The AsyncLLMPiiModifier module can be invoked via the nemo_curator/scripts/async_llm_pii_redaction.py script, which provides a CLI-based interface. To see a complete list of options supported by the script, execute:

async_llm_pii_redaction --help

Here’s an example of using the async CLI tool:

async_llm_pii_redaction \
  --input-data-dir /path/to/input \
  --output-data-dir /path/to/output \
  --base_url "http://0.0.0.0:8000/v1" \
  --api_key "your_api_key" \
  --max_concurrent_requests 20

The LLM-based PII redaction module can also be invoked via the llm_pii_redaction CLI tool. To see a complete list of options supported by the script, execute:

llm_pii_redaction --help

Here’s an example of using the non-async CLI tool:

llm_pii_redaction \
  --input-data-dir /path/to/input \
  --output-data-dir /path/to/output \
  --base_url "http://0.0.0.0:8000/v1" \
  --api_key "your_api_key"

Key Components Explained#

Component

Description

PiiModifier

The class responsible for PII de-identification with parameters:
- language: The language of the text (currently supports English)
- supported_entities: Types of PII to detect (see “Available PII Entity Types” section)
- anonymize_action: How to handle PII (“redact”, “replace”, “mask”, “hash”, or “custom”).

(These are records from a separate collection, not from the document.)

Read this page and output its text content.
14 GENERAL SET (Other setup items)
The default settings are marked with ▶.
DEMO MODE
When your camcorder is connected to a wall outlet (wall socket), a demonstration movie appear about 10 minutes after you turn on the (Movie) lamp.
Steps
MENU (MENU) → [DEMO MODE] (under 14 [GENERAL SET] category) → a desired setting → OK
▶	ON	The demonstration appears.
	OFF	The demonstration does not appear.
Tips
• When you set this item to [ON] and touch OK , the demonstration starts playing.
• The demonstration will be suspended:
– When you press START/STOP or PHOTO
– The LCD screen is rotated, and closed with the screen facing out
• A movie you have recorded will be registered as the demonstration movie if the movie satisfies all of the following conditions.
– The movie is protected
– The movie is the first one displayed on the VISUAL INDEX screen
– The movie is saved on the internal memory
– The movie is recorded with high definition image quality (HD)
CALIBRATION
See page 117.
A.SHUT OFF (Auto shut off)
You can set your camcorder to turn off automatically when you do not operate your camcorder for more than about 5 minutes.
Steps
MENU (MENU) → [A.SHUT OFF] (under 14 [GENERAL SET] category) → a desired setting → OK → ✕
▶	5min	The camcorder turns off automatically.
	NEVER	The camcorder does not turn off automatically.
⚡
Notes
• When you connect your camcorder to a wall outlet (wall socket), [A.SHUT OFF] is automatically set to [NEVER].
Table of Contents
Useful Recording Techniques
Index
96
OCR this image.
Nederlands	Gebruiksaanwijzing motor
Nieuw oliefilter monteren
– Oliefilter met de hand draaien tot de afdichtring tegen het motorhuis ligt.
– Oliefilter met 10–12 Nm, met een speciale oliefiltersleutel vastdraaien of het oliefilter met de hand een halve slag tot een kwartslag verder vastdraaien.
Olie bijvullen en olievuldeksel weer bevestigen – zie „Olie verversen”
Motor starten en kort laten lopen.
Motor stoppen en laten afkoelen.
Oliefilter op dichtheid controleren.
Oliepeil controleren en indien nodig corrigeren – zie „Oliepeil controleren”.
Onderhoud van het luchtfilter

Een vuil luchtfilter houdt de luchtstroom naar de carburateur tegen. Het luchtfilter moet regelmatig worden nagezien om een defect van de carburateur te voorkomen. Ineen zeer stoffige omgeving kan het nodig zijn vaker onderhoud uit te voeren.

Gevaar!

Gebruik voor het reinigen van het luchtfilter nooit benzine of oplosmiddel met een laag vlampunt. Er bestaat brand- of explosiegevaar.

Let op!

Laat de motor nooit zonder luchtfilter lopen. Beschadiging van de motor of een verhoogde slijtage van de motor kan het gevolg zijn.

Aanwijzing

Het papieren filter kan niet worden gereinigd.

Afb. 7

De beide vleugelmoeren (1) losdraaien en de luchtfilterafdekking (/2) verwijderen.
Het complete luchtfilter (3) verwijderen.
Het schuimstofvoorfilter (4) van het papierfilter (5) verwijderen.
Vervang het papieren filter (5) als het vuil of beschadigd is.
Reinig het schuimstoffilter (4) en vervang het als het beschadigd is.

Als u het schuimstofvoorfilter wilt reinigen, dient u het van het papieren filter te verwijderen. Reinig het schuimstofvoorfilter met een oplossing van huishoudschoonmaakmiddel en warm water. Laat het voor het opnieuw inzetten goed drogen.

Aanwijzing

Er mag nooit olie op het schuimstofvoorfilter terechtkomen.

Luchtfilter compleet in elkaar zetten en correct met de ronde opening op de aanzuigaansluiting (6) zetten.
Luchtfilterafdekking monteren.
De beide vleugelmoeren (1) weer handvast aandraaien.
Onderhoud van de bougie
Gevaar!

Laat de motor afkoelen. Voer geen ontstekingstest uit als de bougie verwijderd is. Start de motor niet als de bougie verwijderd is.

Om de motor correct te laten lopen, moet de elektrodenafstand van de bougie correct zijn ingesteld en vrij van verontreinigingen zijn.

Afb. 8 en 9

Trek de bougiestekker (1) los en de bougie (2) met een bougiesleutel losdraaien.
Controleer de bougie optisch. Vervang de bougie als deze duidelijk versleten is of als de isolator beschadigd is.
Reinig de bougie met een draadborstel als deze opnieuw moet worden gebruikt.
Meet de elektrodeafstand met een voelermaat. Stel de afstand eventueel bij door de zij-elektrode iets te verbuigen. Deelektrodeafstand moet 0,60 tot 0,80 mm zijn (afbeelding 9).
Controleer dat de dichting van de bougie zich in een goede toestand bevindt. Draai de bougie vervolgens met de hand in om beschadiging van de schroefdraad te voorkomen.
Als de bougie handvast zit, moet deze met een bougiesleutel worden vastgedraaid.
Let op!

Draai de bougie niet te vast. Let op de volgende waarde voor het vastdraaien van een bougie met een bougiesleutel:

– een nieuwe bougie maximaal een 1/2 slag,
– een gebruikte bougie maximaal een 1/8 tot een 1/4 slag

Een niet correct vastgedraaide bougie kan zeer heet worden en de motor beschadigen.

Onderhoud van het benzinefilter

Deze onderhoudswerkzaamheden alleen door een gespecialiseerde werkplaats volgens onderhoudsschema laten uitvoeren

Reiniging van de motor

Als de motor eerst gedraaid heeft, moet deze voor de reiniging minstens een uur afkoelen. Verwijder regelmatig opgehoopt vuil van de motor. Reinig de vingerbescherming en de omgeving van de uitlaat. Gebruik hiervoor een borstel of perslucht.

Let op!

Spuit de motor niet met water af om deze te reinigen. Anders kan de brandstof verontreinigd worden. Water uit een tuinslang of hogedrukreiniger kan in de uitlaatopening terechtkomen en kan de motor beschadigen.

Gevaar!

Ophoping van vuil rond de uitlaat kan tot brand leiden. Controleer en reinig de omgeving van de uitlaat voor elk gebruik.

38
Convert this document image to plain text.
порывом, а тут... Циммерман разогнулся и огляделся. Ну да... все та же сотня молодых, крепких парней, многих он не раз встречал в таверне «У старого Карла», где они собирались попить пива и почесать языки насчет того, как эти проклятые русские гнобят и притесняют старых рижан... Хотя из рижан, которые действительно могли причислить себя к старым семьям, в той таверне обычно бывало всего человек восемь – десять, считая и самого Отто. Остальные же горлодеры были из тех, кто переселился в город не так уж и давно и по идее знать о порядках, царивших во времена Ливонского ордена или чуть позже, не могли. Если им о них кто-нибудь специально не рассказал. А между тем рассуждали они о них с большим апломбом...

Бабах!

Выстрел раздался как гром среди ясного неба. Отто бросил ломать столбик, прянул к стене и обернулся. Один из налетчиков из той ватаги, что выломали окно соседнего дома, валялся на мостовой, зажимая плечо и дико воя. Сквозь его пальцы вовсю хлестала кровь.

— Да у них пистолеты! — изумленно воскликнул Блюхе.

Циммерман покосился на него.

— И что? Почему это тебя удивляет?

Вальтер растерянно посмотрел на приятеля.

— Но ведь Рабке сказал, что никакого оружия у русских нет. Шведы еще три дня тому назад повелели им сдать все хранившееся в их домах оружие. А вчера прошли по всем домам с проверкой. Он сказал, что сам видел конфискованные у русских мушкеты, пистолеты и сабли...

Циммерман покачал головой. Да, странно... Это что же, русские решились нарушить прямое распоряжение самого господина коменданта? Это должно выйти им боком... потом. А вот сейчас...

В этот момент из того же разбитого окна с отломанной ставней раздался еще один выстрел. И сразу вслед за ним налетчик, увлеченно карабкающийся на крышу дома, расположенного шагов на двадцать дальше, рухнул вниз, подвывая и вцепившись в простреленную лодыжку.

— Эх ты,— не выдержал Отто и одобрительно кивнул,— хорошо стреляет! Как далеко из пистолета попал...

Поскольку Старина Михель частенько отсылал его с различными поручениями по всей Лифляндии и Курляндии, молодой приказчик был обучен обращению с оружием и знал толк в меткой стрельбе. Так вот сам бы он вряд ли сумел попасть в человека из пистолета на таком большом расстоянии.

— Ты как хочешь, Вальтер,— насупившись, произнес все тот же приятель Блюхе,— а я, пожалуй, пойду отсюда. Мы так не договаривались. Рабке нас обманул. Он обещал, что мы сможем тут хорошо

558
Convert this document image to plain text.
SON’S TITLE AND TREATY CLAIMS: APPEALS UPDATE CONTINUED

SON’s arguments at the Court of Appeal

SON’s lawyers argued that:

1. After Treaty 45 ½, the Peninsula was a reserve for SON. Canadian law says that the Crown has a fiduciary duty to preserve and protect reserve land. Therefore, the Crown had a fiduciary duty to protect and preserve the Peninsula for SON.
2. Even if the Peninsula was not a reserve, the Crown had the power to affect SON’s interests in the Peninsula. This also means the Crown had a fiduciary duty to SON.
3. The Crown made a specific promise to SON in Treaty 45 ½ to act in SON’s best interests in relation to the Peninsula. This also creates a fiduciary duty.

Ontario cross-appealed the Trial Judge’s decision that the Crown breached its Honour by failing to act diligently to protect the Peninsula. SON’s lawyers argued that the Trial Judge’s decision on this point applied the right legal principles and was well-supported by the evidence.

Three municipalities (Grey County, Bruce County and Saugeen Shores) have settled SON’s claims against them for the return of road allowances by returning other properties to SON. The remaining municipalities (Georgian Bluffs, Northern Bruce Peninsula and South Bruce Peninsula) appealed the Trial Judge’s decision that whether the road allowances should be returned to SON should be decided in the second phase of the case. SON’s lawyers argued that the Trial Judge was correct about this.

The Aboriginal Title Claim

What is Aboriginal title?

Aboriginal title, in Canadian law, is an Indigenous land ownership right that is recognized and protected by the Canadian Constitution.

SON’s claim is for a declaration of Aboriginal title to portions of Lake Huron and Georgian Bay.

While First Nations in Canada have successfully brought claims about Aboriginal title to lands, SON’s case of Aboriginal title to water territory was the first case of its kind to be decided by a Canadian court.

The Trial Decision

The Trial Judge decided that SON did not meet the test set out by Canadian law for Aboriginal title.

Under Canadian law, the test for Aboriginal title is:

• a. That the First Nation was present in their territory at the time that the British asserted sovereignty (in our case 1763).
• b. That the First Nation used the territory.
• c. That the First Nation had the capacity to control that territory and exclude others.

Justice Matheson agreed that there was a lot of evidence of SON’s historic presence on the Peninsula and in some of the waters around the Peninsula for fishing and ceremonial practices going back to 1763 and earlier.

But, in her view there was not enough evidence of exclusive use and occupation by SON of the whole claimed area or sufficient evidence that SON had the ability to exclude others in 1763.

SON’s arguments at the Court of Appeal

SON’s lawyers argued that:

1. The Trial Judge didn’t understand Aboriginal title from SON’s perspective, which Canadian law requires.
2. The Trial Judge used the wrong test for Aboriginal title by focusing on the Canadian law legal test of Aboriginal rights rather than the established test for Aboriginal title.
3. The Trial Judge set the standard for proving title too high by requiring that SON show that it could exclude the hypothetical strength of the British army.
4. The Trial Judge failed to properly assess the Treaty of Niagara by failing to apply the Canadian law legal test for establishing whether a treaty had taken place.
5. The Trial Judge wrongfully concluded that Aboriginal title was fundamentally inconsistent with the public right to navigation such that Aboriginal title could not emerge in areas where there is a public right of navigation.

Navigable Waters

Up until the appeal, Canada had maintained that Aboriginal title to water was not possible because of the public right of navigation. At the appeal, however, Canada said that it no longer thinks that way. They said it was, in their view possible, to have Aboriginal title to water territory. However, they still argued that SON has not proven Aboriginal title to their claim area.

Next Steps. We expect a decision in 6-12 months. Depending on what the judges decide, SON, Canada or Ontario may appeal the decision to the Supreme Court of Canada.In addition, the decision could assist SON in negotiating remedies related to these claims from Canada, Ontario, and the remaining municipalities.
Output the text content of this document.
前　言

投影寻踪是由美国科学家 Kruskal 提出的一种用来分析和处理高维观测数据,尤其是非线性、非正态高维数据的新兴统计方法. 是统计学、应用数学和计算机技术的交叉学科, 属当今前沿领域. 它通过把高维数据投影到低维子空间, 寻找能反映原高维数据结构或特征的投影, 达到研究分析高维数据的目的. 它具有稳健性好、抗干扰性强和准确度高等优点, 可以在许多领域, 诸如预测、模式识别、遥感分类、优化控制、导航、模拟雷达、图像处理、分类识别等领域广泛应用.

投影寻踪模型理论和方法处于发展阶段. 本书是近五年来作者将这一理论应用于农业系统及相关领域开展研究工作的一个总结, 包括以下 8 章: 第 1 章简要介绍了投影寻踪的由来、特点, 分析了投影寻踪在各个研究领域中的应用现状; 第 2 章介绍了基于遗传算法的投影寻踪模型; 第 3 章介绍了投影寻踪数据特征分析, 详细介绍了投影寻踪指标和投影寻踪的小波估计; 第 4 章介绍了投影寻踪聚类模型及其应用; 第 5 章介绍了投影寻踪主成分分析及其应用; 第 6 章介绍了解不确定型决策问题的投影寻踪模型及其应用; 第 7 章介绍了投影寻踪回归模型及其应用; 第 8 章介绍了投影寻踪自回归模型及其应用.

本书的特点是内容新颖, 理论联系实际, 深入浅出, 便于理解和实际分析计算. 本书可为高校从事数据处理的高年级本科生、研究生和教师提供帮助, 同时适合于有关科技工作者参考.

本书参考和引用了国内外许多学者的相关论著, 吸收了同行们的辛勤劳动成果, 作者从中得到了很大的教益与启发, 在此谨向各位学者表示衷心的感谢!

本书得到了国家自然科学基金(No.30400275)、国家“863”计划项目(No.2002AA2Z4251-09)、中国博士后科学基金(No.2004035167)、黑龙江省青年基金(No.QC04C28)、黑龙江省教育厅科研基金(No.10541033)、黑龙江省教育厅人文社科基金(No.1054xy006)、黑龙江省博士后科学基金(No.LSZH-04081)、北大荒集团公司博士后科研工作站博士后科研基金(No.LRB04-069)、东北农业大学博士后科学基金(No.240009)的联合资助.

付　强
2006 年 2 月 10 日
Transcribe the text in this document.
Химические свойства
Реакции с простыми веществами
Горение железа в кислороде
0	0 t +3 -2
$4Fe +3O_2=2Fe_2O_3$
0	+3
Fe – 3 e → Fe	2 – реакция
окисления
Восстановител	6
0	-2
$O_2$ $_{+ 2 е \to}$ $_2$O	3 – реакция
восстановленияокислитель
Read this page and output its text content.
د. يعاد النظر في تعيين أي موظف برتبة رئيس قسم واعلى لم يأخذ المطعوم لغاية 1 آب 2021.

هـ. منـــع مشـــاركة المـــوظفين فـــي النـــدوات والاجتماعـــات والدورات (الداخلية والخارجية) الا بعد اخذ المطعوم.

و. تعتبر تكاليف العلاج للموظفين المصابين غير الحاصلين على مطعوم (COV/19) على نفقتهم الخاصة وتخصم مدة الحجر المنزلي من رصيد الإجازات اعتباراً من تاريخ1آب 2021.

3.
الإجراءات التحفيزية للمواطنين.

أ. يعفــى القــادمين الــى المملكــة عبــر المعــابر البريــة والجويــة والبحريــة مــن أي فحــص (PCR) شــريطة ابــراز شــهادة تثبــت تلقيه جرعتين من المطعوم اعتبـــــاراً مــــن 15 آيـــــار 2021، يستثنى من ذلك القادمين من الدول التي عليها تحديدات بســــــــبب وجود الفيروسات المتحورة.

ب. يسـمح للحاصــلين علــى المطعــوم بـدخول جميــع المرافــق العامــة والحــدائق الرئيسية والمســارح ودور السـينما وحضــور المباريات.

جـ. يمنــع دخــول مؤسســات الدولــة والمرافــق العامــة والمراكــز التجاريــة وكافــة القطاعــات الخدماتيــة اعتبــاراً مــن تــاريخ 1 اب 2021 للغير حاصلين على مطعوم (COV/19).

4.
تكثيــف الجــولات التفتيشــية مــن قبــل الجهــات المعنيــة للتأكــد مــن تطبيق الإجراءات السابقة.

Default is “redact”
- batch_size: Number of documents to process at once
- device: Processing device (“gpu” or “cpu”)

get_batched_files

Retrieves batches of documents with parameters:
- First argument: Input directory
- Second argument: Output directory
- Third argument: File extension
- Fourth argument: Batch size (number of files)

read_data

Reads data from files using Dask with pandas data processing
- add_filename=True: Ensures output files have the same filename as input files

DocumentDataset

Creates the standard format for text datasets in NeMo Curator

Modify

Applies the PiiModifier to the dataset

write_to_disk

Writes the de-identified documents to disk

Anonymize Action Options#

The anonymize_action parameter supports the following options:

  • “redact” (default): Completely removes PII entities

  • “replace”: Replaces PII with entity type labels in double curly braces (e.g., {{PERSON}})

  • “mask”: Masks PII with specified characters (additional parameters: chars_to_mask, masking_char)

  • “hash”: Replaces PII with hash values (additional parameter: hash_type - “sha256”, “sha512”, or “md5”)

  • “custom”: Uses a custom function for anonymization (additional parameter: lambda function)

Handling Interrupted Processing#

The PII processing pipeline automatically supports resumable operations through the get_batched_files utility, which identifies and processes only files that haven’t been processed yet.

Custom System Prompts#

When working with non-English text or when you want to customize how the LLM identifies PII entities, you can provide a custom system prompt. However, ensure that the JSON schema is included exactly as shown in the default system prompt.

{
    "type": "array",
    "items": {
        "type": "object",
        "required": ["entity_type", "entity_text"],
        "properties": {
            "entity_type": {"type": "string"},
            "entity_text": {"type": "string"}
        }
    }
}

For reference, the default system prompt is:

"You are an expert redactor. The user is going to provide you with some text.
Please find all personally identifying information from this text.
Return results according to this JSON schema: {JSON_SCHEMA}
Only return results for entities which actually appear in the text.
It is very important that you return the entity_text by copying it exactly from the input.
Do not perform any modification or normalization of the text.
The entity_type should be one of these: {PII_LABELS}"

{PII_LABELS} represents a comma-separated list of strings corresponding to the PII entity types you want to identify (for example, “name”, “email”, “ip_address”, etc.).

When using a custom system prompt with non-English text, make sure to adapt the instructions while maintaining the exact JSON schema requirement. The LLM models will use this system prompt to guide their identification of PII entities.